Ihre Bücher

Ihre Bücher
Thursday 27 March 2008

Sehr geehrter Frau Miller,

ich habe viele Ihrer Bücher gelesen und erkannte mich in allen wieder. Mein Vater hat mich in meiner Kindheit verprügelt, meine Mutter sah zu. An helfende Zeugen erinnere ich mich nicht.

Ich bin 22 Jahre alt und seit kurzem bei einer Psychotherapeutin. Kürzlich hat sie mir meine Diagnose eröffnet: Borderline-Störung. Ich sehe das als logische Folge meiner Erziehung.

Aber eigentlich interessiert mich etwas anderes: Wie haben Sie es geschafft trotz allem, ihren Forschungen, die ganzen Erkenntnisse, die sie daraus gewonnen haben, wie schafften Sie es trotz allem nicht den Lebensmut zu verlieren?

Ich konnte ihre Bücher nur im Keller lesen, denn im Keller habe ich einen Boxsack aufgehängt. Ich habe immer höchstens 2 Seiten ihrer Bücher geschafft und dann war ich so außer mir vor Wut, dass ich aufgestanden bin und auf den Boxsack einschlagen musste. Dann habe ich wieder ein paar Seiten geschafft, dann wieder den Boxsack bearbeitet.
So erging es mir beim Lesen all Ihrer Bücher.

Aber ich denke nicht, dass meine Wut heilsam war. Im Gegenteil. Nach allem was ich gelesen und gefühlt habe, ist all meine Lebensfreude dahin. Sie schreiben in Ihren Büchern, dass es gut bzw. heilsam sei, die Wut zuzulassen und sie zu fühlen. Sie zu fühlen erstmals aus der Sicht des kleinen Kindes, das man selbst einst war. Ich habe meine Eltern mit meiner gefühlten Kindheit konfrontiert und diese haben auch alles eingesehen und verstanden. Ich schwöre es Ihnen, ich habe kein schlechtes Gewissen dadurch und auch keine Schuldgefühle. Es war richtig so. Trotzdem will ich ehrlich gesagt nur noch Sterben. Ich frage mich, ob ich irgendeinen Fehler dabei gemacht habe.

Ich lese immer nur in Ihren Büchern, dass es den Menschen, die die kranken Mechanismen in den Familien verstehen und sie nachvollziehen können und auf Konfrontation gehen, irgendwann langsam wieder besser geht.

Gibt es Menschen, die sich trotz Erkennen der Wahrheit umgebracht haben, weil es für diese so schlimm war, alles zu sehen und zu fühlen?
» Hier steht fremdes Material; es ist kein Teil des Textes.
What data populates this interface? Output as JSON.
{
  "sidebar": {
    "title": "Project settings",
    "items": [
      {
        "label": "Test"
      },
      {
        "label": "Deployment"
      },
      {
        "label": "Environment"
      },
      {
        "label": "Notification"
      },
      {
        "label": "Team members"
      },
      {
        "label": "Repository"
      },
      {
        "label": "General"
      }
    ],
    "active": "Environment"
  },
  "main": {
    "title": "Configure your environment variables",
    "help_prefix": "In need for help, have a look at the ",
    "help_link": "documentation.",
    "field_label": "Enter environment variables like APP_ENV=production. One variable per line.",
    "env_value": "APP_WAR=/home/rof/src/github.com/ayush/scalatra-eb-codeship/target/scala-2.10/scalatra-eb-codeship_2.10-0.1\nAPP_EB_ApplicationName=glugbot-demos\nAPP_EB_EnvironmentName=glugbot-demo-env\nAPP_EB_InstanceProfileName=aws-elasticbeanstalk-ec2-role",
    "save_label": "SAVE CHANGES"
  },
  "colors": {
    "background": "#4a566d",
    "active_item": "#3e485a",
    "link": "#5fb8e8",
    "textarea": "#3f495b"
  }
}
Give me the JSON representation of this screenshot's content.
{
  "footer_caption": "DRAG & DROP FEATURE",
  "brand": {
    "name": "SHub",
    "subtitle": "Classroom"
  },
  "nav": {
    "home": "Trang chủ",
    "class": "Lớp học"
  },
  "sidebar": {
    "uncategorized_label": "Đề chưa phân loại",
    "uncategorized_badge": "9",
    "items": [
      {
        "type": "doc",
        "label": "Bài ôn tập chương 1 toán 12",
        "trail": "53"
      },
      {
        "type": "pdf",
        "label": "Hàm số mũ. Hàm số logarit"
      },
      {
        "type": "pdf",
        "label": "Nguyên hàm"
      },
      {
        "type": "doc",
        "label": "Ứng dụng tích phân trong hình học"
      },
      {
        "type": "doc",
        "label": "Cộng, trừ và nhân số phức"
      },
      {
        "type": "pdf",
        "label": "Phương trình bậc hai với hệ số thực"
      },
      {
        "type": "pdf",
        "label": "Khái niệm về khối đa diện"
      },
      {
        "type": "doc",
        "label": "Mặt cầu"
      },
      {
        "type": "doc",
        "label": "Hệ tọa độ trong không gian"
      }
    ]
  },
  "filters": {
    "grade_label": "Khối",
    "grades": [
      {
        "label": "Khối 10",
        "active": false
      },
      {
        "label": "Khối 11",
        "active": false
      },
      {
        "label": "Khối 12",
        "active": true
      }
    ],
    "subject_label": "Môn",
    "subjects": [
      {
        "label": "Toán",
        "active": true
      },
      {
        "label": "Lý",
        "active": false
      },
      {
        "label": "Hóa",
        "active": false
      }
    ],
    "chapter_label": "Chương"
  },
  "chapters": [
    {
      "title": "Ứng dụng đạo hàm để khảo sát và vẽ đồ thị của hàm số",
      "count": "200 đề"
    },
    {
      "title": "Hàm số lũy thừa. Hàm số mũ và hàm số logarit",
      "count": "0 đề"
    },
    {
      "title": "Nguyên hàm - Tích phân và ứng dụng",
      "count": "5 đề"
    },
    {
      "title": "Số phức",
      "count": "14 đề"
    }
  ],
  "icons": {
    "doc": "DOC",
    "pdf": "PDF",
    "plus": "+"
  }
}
Für mich gibt es keine Verdrängung mehr, das Verständnis ist da und alleine das, macht mein Leben an sich nicht mehr lebenswert.

Ihre Bücher haben mir trotz Todeswunsch die Augen geöffnet. Vielen Dank dafür.

Mit freundlichen Grüßen, C. H.

AM: Niemandem hat es je geholfen, in Boxbälle zu schlagen. Solches wird von Menschen empfohlen, die die Eltern schonen wollen und die Stimme des Kindes nicht unterstützen, weil ihnen dessen Geschichte Angst macht. Es ist kein Wunder, dass Sie an Selbstmord denken. An Ihrer Stelle würde es mir auch so gehen. Sie müssen und dürfen WISSEN, dass Ihre Wut Ihren Eltern gilt, die diese Ihre Wut VERDIENTEN, dann spüren Sie auch Ihre Lebendigkeit, die Sie jetzt blockieren, um Ihre Eltern zu schonen. Vermutlich wird das von Ihrer Therapeutin unterstützt, die Sie so schnell wie möglich verlassen sollten. Um eine andere zu finden, benutzen Sie meine FAQ Liste.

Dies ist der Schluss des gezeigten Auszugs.